"Court drops OWI charge" (Daily Press, Aug. 31, front page) smacks of the "good ole' boy" network too much to be ignored.
1. The article states "officers" (meaning more than one) obtained a search warrant. It was not mentioned if they did, (or did not do) the typical roadside sobriety tests that are done in every case I've heard of.
2. To obtain a search warrant, dispatcher directed the police to a magistrate who was relieved of her position and authority five weeks previously due to mental health issues. T
he dispatcher "didn't know?" News/gossip like that goes through a municipality like wildfire. I don't believe law enforcement dispatcher could be that ignorant of changes in authority. Was that the first request for a search warrant in five weeks? Any disciplinary action for the dispatcher?
3. Being relieved of duty for five weeks, the former magistrate knew she did not have the authority to sign for a search warrant. Why did she? Any consequences or criminal charges for her?
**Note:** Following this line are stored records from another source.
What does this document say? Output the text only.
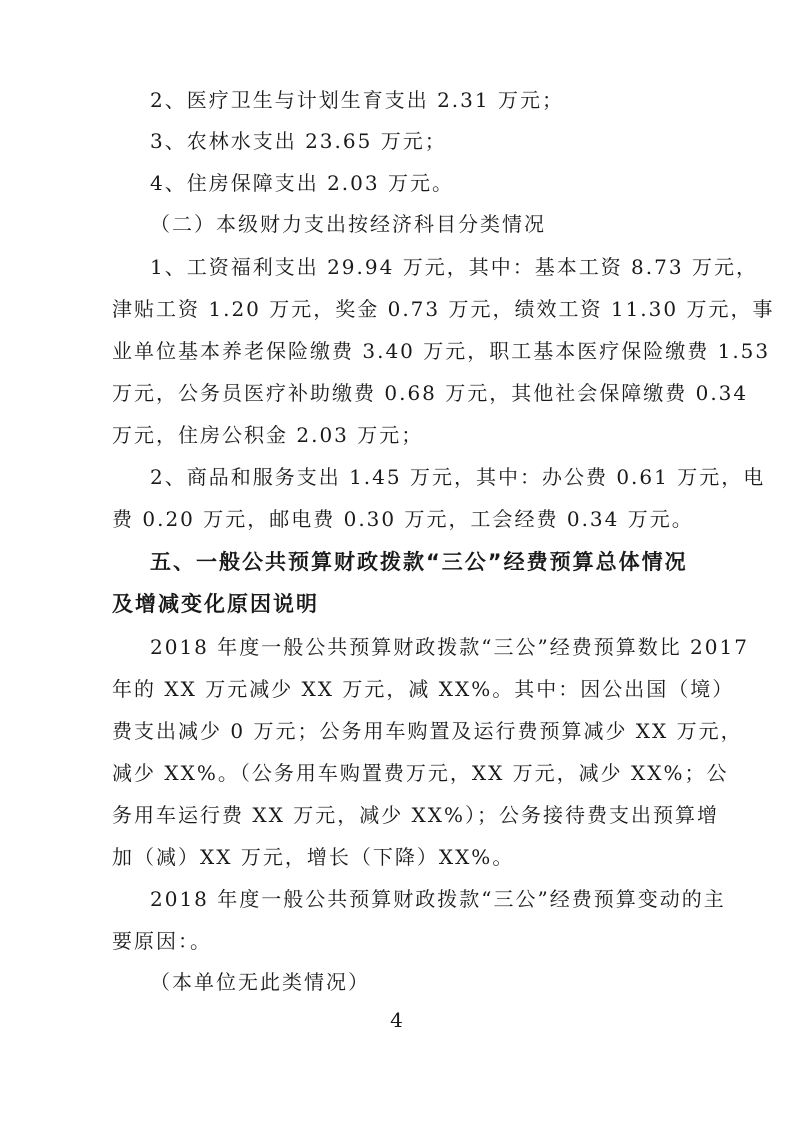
2、医疗卫生与计划生育支出 2.31 万元；
3、农林水支出 23.65 万元；
4、住房保障支出 2.03 万元。
（二）本级财力支出按经济科目分类情况
1、工资福利支出 29.94 万元，其中：基本工资 8.73 万元，
津贴工资 1.20 万元，奖金 0.73 万元，绩效工资 11.30 万元，事
业单位基本养老保险缴费 3.40 万元，职工基本医疗保险缴费 1.53
万元，公务员医疗补助缴费 0.68 万元，其他社会保障缴费 0.34
万元，住房公积金 2.03 万元；
2、商品和服务支出 1.45 万元，其中：办公费 0.61 万元，电
费 0.20 万元，邮电费 0.30 万元，工会经费 0.34 万元。
五、一般公共预算财政拨款“三公”经费预算总体情况
及增减变化原因说明
2018 年度一般公共预算财政拨款“三公”经费预算数比 2017
年的 XX 万元减少 XX 万元，减 XX%。其中：因公出国（境）
费支出减少 0 万元；公务用车购置及运行费预算减少 XX 万元，
减少 XX%。（公务用车购置费万元，XX 万元，减少 XX%；公
务用车运行费 XX 万元，减少 XX%）；公务接待费支出预算增
加（减）XX 万元，增长（下降）XX%。
2018 年度一般公共预算财政拨款“三公”经费预算变动的主
要原因：。
（本单位无此类情况）
4
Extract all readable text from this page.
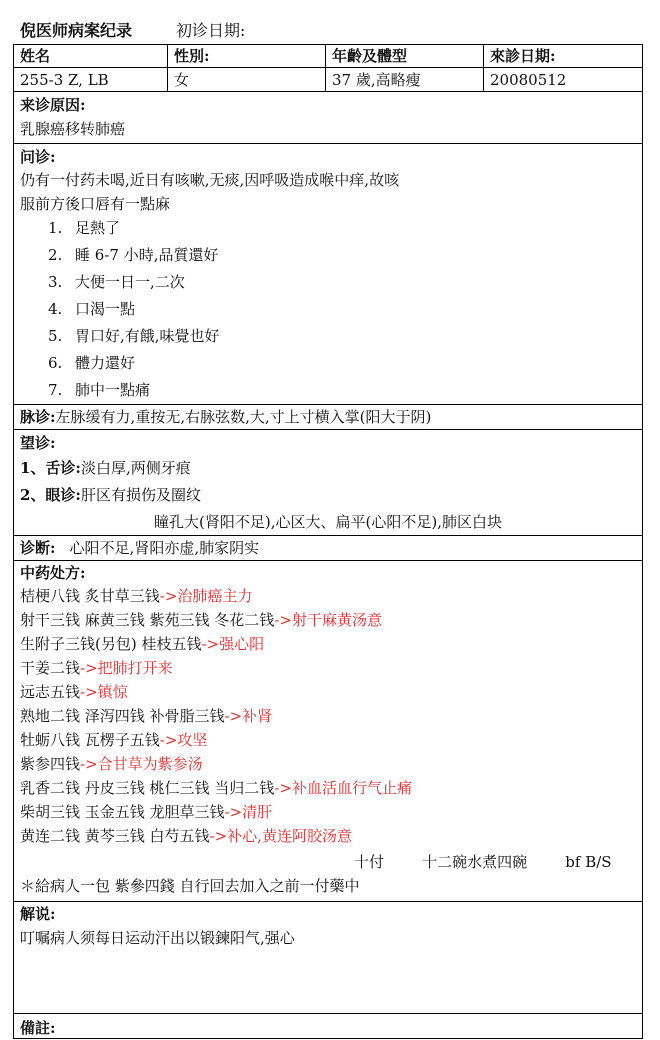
倪医师病案纪录	初诊日期:
姓名	性別:	年齡及體型	來診日期:
255-3 Z, LB	女	37 歲,高略瘦	20080512
来诊原因:
乳腺癌移转肺癌
问诊:
仍有一付药未喝,近日有咳嗽,无痰,因呼吸造成喉中痒,故咳
服前方後口唇有一點麻
1. 足熱了
2. 睡 6-7 小時,品質還好
3. 大便一日一,二次
4. 口渴一點
5. 胃口好,有餓,味覺也好
6. 體力還好
7. 肺中一點痛
脉诊:左脉缓有力,重按无,右脉弦数,大,寸上寸横入掌(阳大于阴)
望诊:
1、舌诊:淡白厚,两侧牙痕
2、眼诊:肝区有损伤及圈纹
瞳孔大(肾阳不足),心区大、扁平(心阳不足),肺区白块
诊断: 心阳不足,肾阳亦虚,肺家阴实
中药处方:
桔梗八钱 炙甘草三钱->治肺癌主力
射干三钱 麻黄三钱 紫苑三钱 冬花二钱->射干麻黄汤意
生附子三钱(另包) 桂枝五钱->强心阳
干姜二钱->把肺打开来
远志五钱->镇惊
熟地二钱 泽泻四钱 补骨脂三钱->补肾
牡蛎八钱 瓦楞子五钱->攻坚
紫参四钱->合甘草为紫参汤
乳香二钱 丹皮三钱 桃仁三钱 当归二钱->补血活血行气止痛
柴胡三钱 玉金五钱 龙胆草三钱->清肝
黄连二钱 黄芩三钱 白芍五钱->补心,黄连阿胶汤意
十付        十二碗水煮四碗        bf B/S
＊給病人一包 紫參四錢 自行回去加入之前一付藥中
解说:
叮嘱病人须每日运动汗出以锻鍊阳气,强心
備註:
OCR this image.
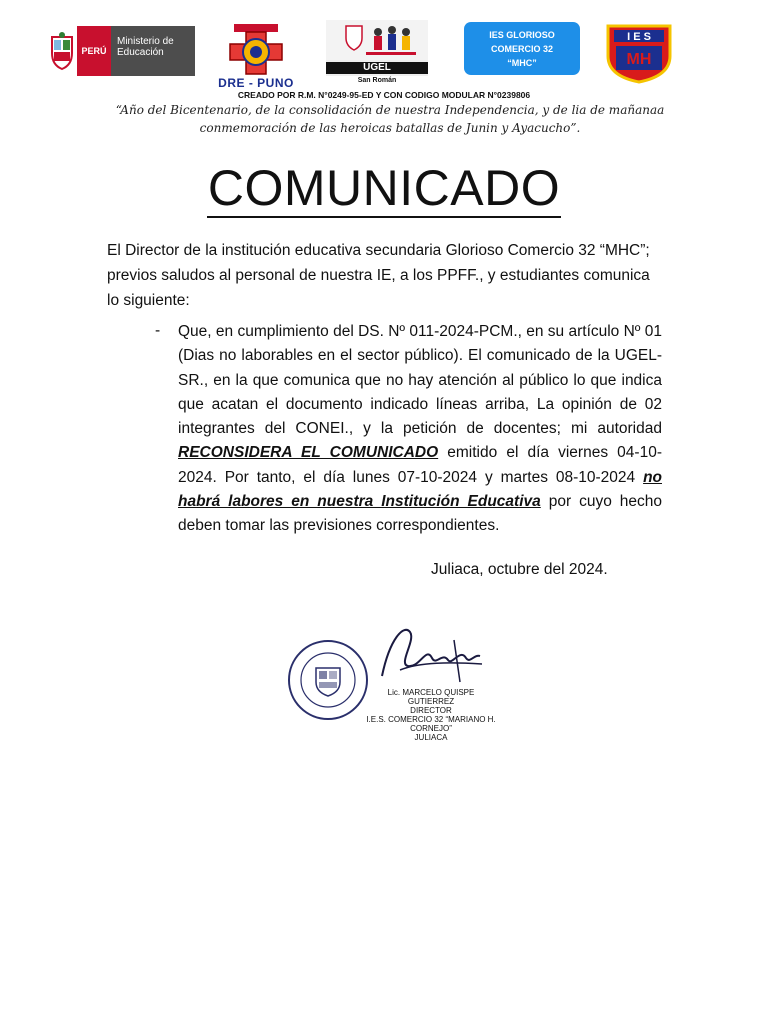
PERÚ
Ministerio de Educación
DRE - PUNO
UGEL
San Román
IES GLORIOSO
COMERCIO 32
“MHC”
I E S
MH
CREADO POR R.M. N°0249-95-ED Y CON CODIGO MODULAR N°0239806
“Año del Bicentenario, de la consolidación de nuestra Independencia, y de lia de mañanaa conmemoración de las heroicas batallas de Junin y Ayacucho”.
COMUNICADO
El Director de la institución educativa secundaria Glorioso Comercio 32 “MHC”; previos saludos al personal de nuestra IE, a los PPFF., y estudiantes comunica lo siguiente:
- Que, en cumplimiento del DS. Nº 011-2024-PCM., en su artículo Nº 01 (Dias no laborables en el sector público). El comunicado de la UGEL-SR., en la que comunica que no hay atención al público lo que indica que acatan el documento indicado líneas arriba, La opinión de 02 integrantes del CONEI., y la petición de docentes; mi autoridad RECONSIDERA EL COMUNICADO emitido el día viernes 04-10-2024. Por tanto, el día lunes 07-10-2024 y martes 08-10-2024 no habrá labores en nuestra Institución Educativa por cuyo hecho deben tomar las previsiones correspondientes.
Juliaca, octubre del 2024.
Lic. MARCELO QUISPE GUTIERREZ
DIRECTOR
I.E.S. COMERCIO 32 “MARIANO H. CORNEJO”
JULIACA
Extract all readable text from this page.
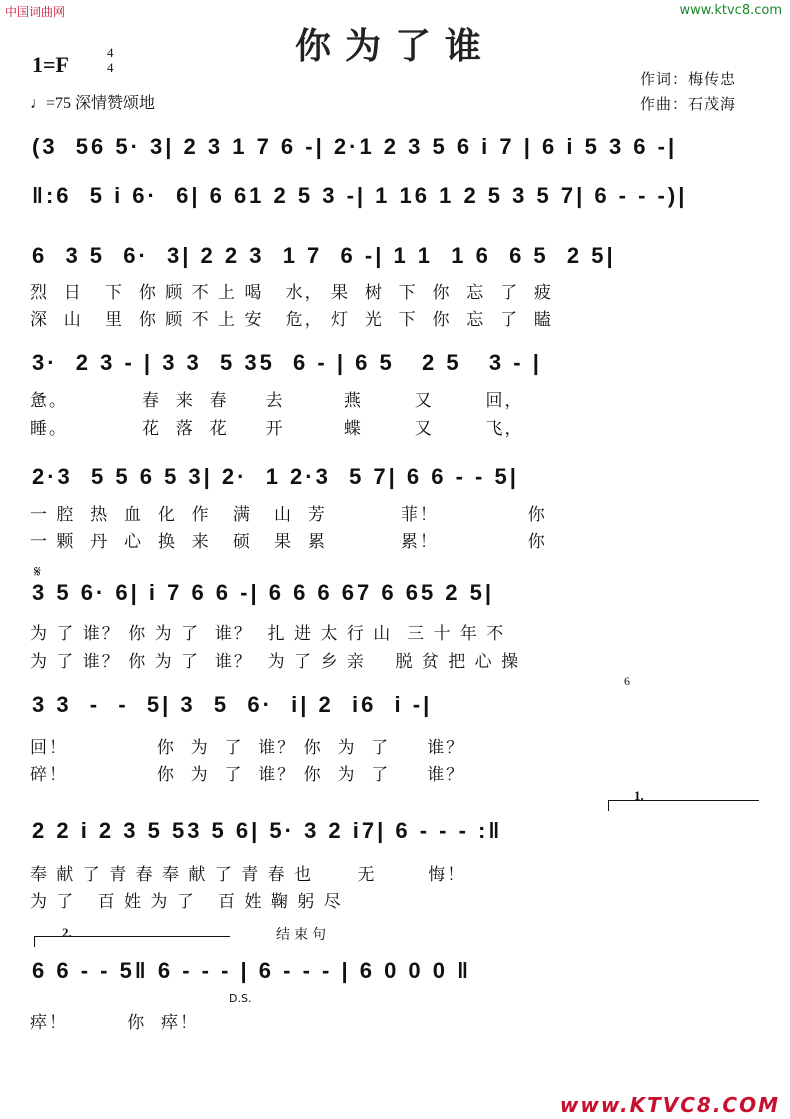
中国词曲网	www.ktvc8.com
你为了谁
1=F	4
4
♩=75 深情赞颂地
作词：梅传忠
作曲：石茂海
(3  56 5· 3| 2 3 1 7 6 -| 2·1 2 3 5 6 i 7 | 6 i 5 3 6 -|
‖:6  5 i 6·  6| 6 61 2 5 3 -| 1 16 1 2 5 3 5 7| 6 - - -)|
6  3 5  6·  3| 2 2 3  1 7  6 -| 1 1  1 6  6 5  2 5|
烈  日   下  你 顾 不 上 喝   水， 果  树  下  你  忘  了  疲
深  山   里  你 顾 不 上 安   危， 灯  光  下  你  忘  了  瞌
3·  2 3 - | 3 3  5 35  6 - | 6 5   2 5   3 - |
惫。          春  来  春     去        燕       又       回，
睡。          花  落  花     开        蝶       又       飞，
2·3  5 5 6 5 3| 2·  1 2·3  5 7| 6 6 - - 5|
一 腔  热  血  化  作   满   山  芳          菲！            你
一 颗  丹  心  换  来   硕   果  累          累！            你
𝄋
3 5 6· 6| i 7 6 6 -| 6 6 6 67 6 65 2 5|
为 了 谁？ 你 为 了  谁？  扎 进 太 行 山  三 十 年 不
为 了 谁？ 你 为 了  谁？  为 了 乡 亲    脱 贫 把 心 操
6
3 3  -  -  5| 3  5  6·  i| 2  i6  i -|
回！            你  为  了  谁？ 你  为  了     谁？
碎！            你  为  了  谁？ 你  为  了     谁？
1.
2 2 i 2 3 5 53 5 6| 5· 3 2 i7| 6 - - - :‖
奉 献 了 青 春 奉 献 了 青 春 也      无       悔！
为 了   百 姓 为 了   百 姓 鞠 躬 尽
2.	结束句
6 6 - - 5‖ 6 - - - | 6 - - - | 6 0 0 0 ‖
D.S.
瘁！        你  瘁！
www.KTVC8.COM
I believe the fix was in right from the start. Why didn't the Cheboygan County prosecutor go ahead with a jury trial? The arresting officers must have observed some signs of intoxication...slurred speech, smell of alcohol on the breath, roadside tests...something to indicate Lt. Smith be arrested. Did Lt. Smith refuse the breathalyzer test? A previous article stated Lt. Smith demanded a blood test. Strange? I would think there would be enough evidence, (without the blood test) to go to trial and obtain a conviction. Many many people have been convicted of alcohol driving offenses before the blood test came into play.
Lt. Smith has had an eight week paid leave of absence, shall we call it a vacation?
This article tells me, "It's business as usual for law enforcement" The fix is in.